0804900e <_start.goodjob>:
 804900e:	b8 04 00 00 00       	mov    $0x4,%eax
 8049013:	bb 01 00 00 00       	mov    $0x1,%ebx
 8049018:	b9 08 a0 04 08       	mov    $0x804a008,%ecx
 804901d:	ba 0e 00 00 00       	mov    $0xe,%edx
 8049022:	cd 80                	int    $0x80
 8049024:	eb 16                	jmp    804903c <_start.end>

08049026 <_start.wrong>:
 8049026:	b8 04 00 00 00       	mov    $0x4,%eax
 804902b:	bb 01 00 00 00       	mov    $0x1,%ebx
 8049030:	b9 16 a0 04 08       	mov    $0x804a016,%ecx
 8049035:	ba 07 00 00 00       	mov    $0x7,%edx
 804903a:	cd 80                	int    $0x80

0804903c <_start.end>:
 804903c:	b8 01 00 00 00       	mov    $0x1,%eax
 8049041:	31 db                	xor    %ebx,%ebx
 8049043:	cd 80                	int    $0x80

It is helpful to know the calling conventions for system calls on Linux/x86. Generally speaking, you place the number of the system call you wish to call into the EAX register, arguments in their corresponding registers, and issue an int 80 instruction to execute the call.
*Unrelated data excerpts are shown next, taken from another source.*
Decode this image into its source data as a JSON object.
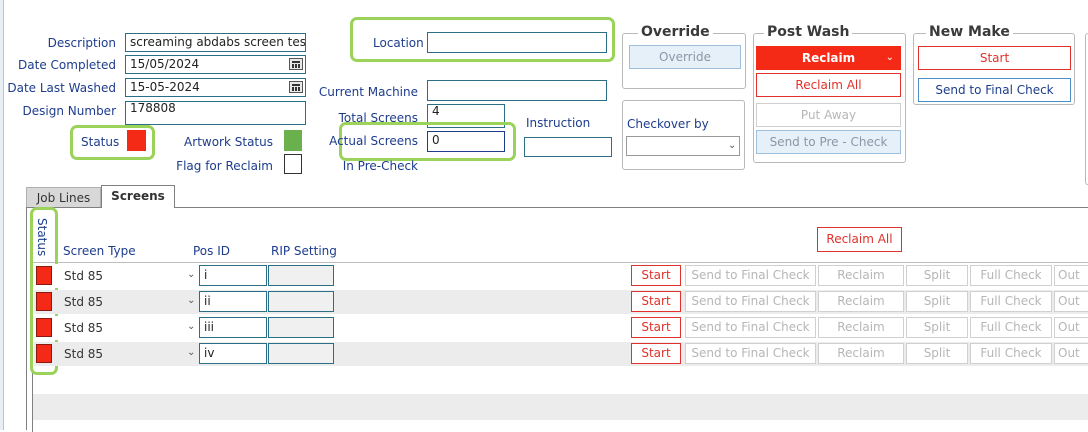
{
  "form": {
    "description_label": "Description",
    "description_value": "screaming abdabs screen test",
    "date_completed_label": "Date Completed",
    "date_completed_value": "15/05/2024",
    "date_last_washed_label": "Date Last Washed",
    "date_last_washed_value": "15-05-2024",
    "design_number_label": "Design Number",
    "design_number_value": "178808",
    "status_label": "Status",
    "artwork_status_label": "Artwork Status",
    "flag_for_reclaim_label": "Flag for Reclaim",
    "location_label": "Location",
    "location_value": "",
    "current_machine_label": "Current Machine",
    "current_machine_value": "",
    "total_screens_label": "Total Screens",
    "total_screens_value": "4",
    "actual_screens_label": "Actual Screens",
    "actual_screens_value": "0",
    "in_pre_check_label": "In Pre-Check",
    "instruction_label": "Instruction",
    "instruction_value": "",
    "checkover_by_label": "Checkover by",
    "checkover_by_value": ""
  },
  "colors": {
    "status_red": "#f52a16",
    "artwork_green": "#6ab04c",
    "highlight_green": "#9ad25a",
    "label_blue": "#1d3c8c"
  },
  "groups": {
    "override": {
      "title": "Override",
      "button": "Override"
    },
    "post_wash": {
      "title": "Post Wash",
      "reclaim": "Reclaim",
      "reclaim_all": "Reclaim All",
      "put_away": "Put Away",
      "send_to_pre_check": "Send to Pre - Check"
    },
    "new_make": {
      "title": "New Make",
      "start": "Start",
      "send_to_final_check": "Send to Final Check"
    }
  },
  "tabs": [
    {
      "label": "Job Lines",
      "active": false
    },
    {
      "label": "Screens",
      "active": true
    }
  ],
  "grid": {
    "status_header": "Status",
    "screen_type_header": "Screen Type",
    "pos_id_header": "Pos ID",
    "rip_setting_header": "RIP Setting",
    "reclaim_all": "Reclaim All",
    "row_buttons": {
      "start": "Start",
      "send_to_final_check": "Send to Final Check",
      "reclaim": "Reclaim",
      "split": "Split",
      "full_check": "Full Check",
      "out": "Out"
    },
    "rows": [
      {
        "screen_type": "Std 85",
        "pos_id": "i",
        "rip_setting": ""
      },
      {
        "screen_type": "Std 85",
        "pos_id": "ii",
        "rip_setting": ""
      },
      {
        "screen_type": "Std 85",
        "pos_id": "iii",
        "rip_setting": ""
      },
      {
        "screen_type": "Std 85",
        "pos_id": "iv",
        "rip_setting": ""
      }
    ]
  }
}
This is a handy reference that explains syscalls much better: http://shell-storm.org/shellcode/files/syscalls.html

With knowledge of how syscalls work and the chart above, this assembler translates into pseudo code:

if (arg == *0x804a000) {
    write(1, *0x804a008, 0xe);
} else {
    write(1, *0x804a016, 0x7);
}
exit(0);

On Linux, fd 1 is stdout

% grep STDOUT /usr/include/unistd.h
#define	STDOUT_FILENO	1	/* Standard output.  */

So this code basically writes a 14 byte (0xe) message to stdout if an argument equals whatever is in 0x804a000, otherwise it prints a 7 byte (0x7) message. After printing the appropriate message, the program exits with a value of 0.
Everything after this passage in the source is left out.